In the post-First World War Paris where all this is happening, deprivation and opulence co-exist. It is an indictment of the inequalities built into society and made normal. One of the immobile men is shown rifling through rubbish bins. Another, fortunately zapped just as he was about to take his life, clutches a note blaming “the terrible pace of modern life” and “the rush and roar of this city”. 

Equally, there are people frozen amid cheery conversation, dressed in finery at an upscale restaurant in Montmartre, which our protagonists are able to enter only because it is at a standstill.

Paris Qui dort is uniquely outdoorsy for a silent film, showing off Paris


The rest of the tale — how will the group reverse the ray, and will they want to? — plays out in scattered, oversimplified fashion.
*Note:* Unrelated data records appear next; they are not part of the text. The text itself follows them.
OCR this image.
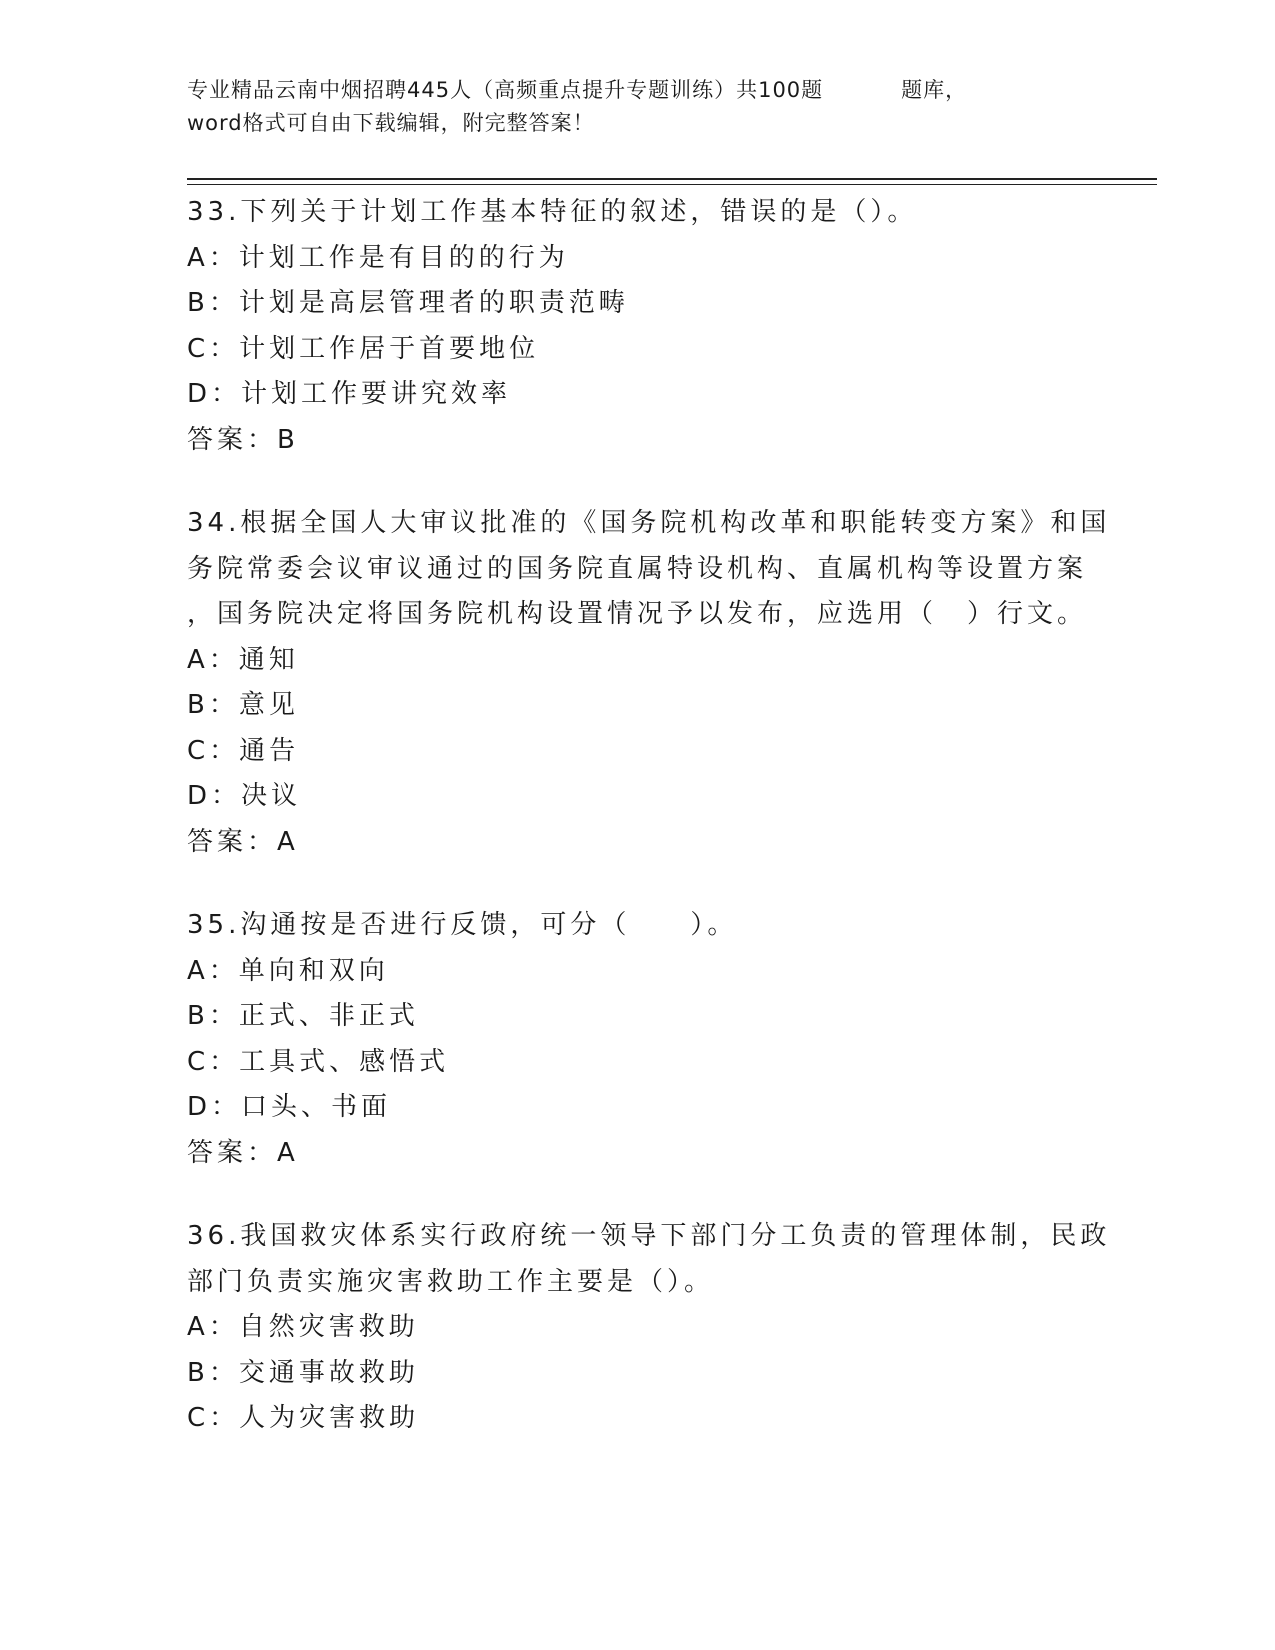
专业精品云南中烟招聘445人（高频重点提升专题训练）共100题	题库，
word格式可自由下载编辑，附完整答案！
33.下列关于计划工作基本特征的叙述，错误的是（）。
A：计划工作是有目的的行为
B：计划是高层管理者的职责范畴
C：计划工作居于首要地位
D：计划工作要讲究效率
答案：B
34.根据全国人大审议批准的《国务院机构改革和职能转变方案》和国
务院常委会议审议通过的国务院直属特设机构、直属机构等设置方案
，国务院决定将国务院机构设置情况予以发布，应选用（　）行文。
A：通知
B：意见
C：通告
D：决议
答案：A
35.沟通按是否进行反馈，可分（　　）。
A：单向和双向
B：正式、非正式
C：工具式、感悟式
D：口头、书面
答案：A
36.我国救灾体系实行政府统一领导下部门分工负责的管理体制，民政
部门负责实施灾害救助工作主要是（）。
A：自然灾害救助
B：交通事故救助
C：人为灾害救助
It helps to remember that this imperfect film was made by a wildly creative 25-year-old. Originally released as a 75-minute work, in Britain it was shortened to a little under an hour, and many years later Clair would edit it down to just 30 minutes.

So far, inferior copies of the film floated on the internet but three weeks ago a pristine 4K restoration — by the magicians at L’Immagine Ritrovata laboratory in Bologna — was released for free on the website of Cinémathèque Française. Paris Qui dort is uniquely outdoorsy for a silent film, showing off Paris. Cinematographer Maurice Desfassiaux’s camera travels mesmerisingly up and down the Eiffel Tower.

“The great iron girl”, with whom Clair had always been in love, is admiringly framed in his short documentary La Tour too, made in 1928 when the tower was still the world’s tallest building. This title, also available for viewing on the Cinémathèque website, could easily be a precursor to how documentarian D A Pennebaker shot the New York City skyline in the 1953 Daybreak Express.

Clair seems to have been one of those irritatingly competent people. He dabbled in poetry, quit journalism, acted a little, wrote most of his films, and directed in his country as well as in the UK and Hollywood. He transitioned sceptically to sound film from the silent era but made versatile works in both forms: the wordless experimental film Entr’acte, a silent comedy The Italian Straw Hat, the musical À Nous La Liberté depicting the indignities of assembly line labour even before Chaplin’s Modern Times, the Agatha Christie adaptation And Then There Were None.

Not remembered enough anymore, this remarkable figure of early French filmmaking is worthy of being watched again. Make an evening or two of it while the city is still asleep.